Why are This Year’s Back-to-School Ads all the Same? Blame 90s Nostalgia!

90s teenage mutant ninja turtles

It doesn’t take much to get me excited about back-to-school season. Though I graduated years ago, there’s something magical about office supply stores this time of year. The smell of graphite, rubber pencil toppers and dry erase markers takes me back to the years I spent sitting on molded plastic chairs, writing my name over and over in Elmer’s Glue.

The first day of school is fraught with a heady mixture of anticipation and anxiety, which makes a perfect recipe for creative exploration. So why are all of this season’s back-to-school commercials pretty much the same?

Tune in to any channel and you’ll spot Macy’s kids jamming out in the gym to De La Soul’s 1989 classic, “Me Myself and I,” and H&M children looking dangerous on a basketball court with a backdrop of oversized boomboxes.

Rounding out this collection of creative kismet is a J.C. Penny commercial featuring a baby Britney Spears clone with a Cobain-style flannel wrapped around her waist, being driven around by none other than Fresh Prince of Bel-Air favorite Carlton Banks, aka Alfonso Ribeiro.

Giant boomboxes, waist-wrapped flannels, the Fresh Prince and Britney Spears — if you haven’t already solved the puzzle, the 90s are back in a big way. Sure, chokers, unstructured denim and Converse sneakers have permeated popular culture lately, but these back-to-school commercials share an eerily similar style of synchronized dancing and hollowed-out rhythms, which are heavily reminiscent of the early 90s hip-hop era.
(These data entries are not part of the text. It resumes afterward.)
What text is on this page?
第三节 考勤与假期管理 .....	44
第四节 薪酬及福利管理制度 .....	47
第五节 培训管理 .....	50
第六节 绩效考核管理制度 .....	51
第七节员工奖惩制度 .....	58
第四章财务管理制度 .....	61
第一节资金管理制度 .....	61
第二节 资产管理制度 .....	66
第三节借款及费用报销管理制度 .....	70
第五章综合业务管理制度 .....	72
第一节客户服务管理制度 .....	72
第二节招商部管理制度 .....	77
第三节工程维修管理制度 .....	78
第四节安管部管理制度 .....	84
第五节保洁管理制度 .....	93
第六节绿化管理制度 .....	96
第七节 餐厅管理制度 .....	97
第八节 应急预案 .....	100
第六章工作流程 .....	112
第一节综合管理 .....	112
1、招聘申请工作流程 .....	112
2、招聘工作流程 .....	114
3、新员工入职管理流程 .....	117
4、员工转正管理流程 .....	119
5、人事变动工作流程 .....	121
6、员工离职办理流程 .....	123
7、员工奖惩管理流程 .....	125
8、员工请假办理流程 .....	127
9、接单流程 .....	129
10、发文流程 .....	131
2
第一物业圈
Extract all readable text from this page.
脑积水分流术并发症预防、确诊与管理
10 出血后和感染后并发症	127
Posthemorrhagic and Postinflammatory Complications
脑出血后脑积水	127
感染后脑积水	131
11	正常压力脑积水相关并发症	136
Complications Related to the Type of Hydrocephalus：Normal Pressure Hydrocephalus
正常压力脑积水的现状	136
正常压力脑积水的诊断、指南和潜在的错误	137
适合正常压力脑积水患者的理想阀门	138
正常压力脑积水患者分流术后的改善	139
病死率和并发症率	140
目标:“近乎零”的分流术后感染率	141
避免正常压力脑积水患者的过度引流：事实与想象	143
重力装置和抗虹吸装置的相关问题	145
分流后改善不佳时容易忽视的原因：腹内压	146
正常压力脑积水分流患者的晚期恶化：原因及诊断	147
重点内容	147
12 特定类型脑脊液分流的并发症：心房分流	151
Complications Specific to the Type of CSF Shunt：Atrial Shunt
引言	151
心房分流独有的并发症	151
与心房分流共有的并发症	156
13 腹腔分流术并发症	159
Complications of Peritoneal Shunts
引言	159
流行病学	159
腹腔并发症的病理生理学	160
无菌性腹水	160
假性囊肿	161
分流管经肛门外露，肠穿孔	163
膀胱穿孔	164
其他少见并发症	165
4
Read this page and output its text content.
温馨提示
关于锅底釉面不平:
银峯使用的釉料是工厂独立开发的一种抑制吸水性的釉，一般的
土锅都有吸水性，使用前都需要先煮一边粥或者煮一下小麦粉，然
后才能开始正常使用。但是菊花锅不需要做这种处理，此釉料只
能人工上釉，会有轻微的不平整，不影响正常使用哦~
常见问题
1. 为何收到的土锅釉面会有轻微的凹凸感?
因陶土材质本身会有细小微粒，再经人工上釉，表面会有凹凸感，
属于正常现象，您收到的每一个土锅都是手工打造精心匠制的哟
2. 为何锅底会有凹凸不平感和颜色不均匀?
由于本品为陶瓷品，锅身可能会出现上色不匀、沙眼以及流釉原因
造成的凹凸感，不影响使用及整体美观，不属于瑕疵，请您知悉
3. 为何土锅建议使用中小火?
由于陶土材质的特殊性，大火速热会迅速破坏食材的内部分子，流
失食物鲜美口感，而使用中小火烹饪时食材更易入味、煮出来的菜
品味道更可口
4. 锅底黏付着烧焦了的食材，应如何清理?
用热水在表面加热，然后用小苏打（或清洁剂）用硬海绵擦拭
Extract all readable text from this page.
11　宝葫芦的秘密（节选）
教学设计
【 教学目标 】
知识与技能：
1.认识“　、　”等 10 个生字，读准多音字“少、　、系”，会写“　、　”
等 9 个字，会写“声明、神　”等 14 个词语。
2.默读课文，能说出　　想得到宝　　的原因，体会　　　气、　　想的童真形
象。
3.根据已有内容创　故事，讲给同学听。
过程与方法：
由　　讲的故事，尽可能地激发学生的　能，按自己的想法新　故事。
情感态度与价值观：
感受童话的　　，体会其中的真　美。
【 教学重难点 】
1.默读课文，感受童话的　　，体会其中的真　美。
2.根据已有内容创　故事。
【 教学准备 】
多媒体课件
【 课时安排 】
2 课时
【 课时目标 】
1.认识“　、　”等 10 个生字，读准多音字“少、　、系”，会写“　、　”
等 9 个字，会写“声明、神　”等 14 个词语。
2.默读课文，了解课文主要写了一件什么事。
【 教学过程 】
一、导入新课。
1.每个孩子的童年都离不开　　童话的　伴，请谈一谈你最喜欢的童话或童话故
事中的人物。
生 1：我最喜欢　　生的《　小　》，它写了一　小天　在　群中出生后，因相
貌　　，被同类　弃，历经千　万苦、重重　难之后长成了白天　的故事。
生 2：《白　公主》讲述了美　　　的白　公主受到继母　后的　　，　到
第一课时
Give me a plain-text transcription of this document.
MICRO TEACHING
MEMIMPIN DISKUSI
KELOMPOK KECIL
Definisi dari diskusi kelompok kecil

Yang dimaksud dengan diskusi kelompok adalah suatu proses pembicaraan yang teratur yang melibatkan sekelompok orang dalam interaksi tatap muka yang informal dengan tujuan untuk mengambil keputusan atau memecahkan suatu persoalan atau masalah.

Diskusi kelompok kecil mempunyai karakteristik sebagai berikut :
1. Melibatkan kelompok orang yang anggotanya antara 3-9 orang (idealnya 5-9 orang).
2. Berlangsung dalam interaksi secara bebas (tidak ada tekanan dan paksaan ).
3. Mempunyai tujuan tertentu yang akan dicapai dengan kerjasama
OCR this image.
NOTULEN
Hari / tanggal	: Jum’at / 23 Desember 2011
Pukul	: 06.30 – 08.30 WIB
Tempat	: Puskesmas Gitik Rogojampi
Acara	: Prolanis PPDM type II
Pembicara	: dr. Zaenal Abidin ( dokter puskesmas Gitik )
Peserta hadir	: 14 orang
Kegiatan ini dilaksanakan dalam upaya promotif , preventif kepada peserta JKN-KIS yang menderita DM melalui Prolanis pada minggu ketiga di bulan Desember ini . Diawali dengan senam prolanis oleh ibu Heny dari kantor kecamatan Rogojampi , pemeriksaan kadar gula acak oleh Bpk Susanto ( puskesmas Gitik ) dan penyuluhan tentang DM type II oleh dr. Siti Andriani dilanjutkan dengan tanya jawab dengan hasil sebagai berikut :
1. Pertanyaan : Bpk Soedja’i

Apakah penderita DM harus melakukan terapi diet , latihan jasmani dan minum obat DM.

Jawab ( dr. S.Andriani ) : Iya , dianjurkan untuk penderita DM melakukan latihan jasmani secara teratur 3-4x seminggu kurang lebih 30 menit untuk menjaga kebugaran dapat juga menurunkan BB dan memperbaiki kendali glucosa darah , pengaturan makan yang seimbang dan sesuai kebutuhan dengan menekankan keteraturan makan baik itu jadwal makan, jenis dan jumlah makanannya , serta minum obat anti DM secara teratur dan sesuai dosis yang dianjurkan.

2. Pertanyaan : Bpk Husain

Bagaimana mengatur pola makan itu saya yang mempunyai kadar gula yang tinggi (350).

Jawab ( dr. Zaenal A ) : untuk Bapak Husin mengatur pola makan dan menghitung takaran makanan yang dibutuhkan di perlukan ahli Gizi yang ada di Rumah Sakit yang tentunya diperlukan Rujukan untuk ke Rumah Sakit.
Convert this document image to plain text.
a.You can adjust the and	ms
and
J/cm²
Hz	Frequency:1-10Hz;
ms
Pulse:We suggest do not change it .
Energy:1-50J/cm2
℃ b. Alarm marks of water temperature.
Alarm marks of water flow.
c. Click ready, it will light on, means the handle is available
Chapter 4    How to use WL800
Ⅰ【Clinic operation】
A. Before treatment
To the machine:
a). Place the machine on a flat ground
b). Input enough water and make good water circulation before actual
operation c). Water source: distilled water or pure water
Looking at all the bright Lisa Frank-ish colors and old-school dance moves, you’d be forgiven for thinking that you were watching miniaturized outtakes from Yo! MTV Raps. To sum up the ethos of these commercials, think early TLC, Digital Underground, Tag Team’s Whoomp! (There It Is) and Kris Kross’ iconic Jump, with the modern flair of Hot Cheetos & Takis thrown in for good measure.

While it may be tempting to wallow in sweet thoughts of hemp-braided chokers and neon slap bracelets, it’s important to remember that all this 90s navel gazing is being delivered to us on a silver platter by some very savvy marketers. CarlByrd&Co., the ad agency behind the Macy’s spot, is unapologetic about their vintage inspirations. The ad’s De La Soul aesthetic is a direct allusion to the group’s original video, which takes place in a classroom lined with rows of tiny desks. The Macy’s ad even features the slogan, “Get Back/Throwback” and is directed by iconic 90s music video director Nigel Dick.

Yes, the Clintons have returned and the airwaves were recently glutted with O.J. Simpson retrospectives, but these particular ads are aimed at the oldest Millennials — those of us who were born in the 80s, came of age in the 90s and are starting to have children in that coveted, back-to-school sweet spot. Perhaps some of the blame for these near-identical ads comes from the ad agencies themselves. As older Millennials advance in their careers and reach decision-making status, they may want to see themselves reflected through their work. Yet a more likely explanation may be that advertisers want to unspool our Trapper Keeper-filled memories with a vintage soundtrack that will get young parents to buy, buy, buy.

To market nostalgia for the masses, the only magic ingredient you need is time. Distance rounds out the rough edges, softens bad memories and coats everything with a hazy, Hypercolored glow. Marketers and ad agencies know exactly what they are doing mining these precious memories, which is why 90s nostalgia is suddenly cropping up everywhere in pop culture. From Full House and Gilmore Girls reboots to the return of the grunge aesthetic, everything old is new again, and perhaps we hunger for a simpler, more analog decade with fewer wars and bigger speakers. Just as advertisers cashed in on Beetle-hungry Baby Boomers and electronica-loving Gen Xers in the past, Millennials are poised to experience the first of many spins on marketing’s manufactured wheel of nostalgia.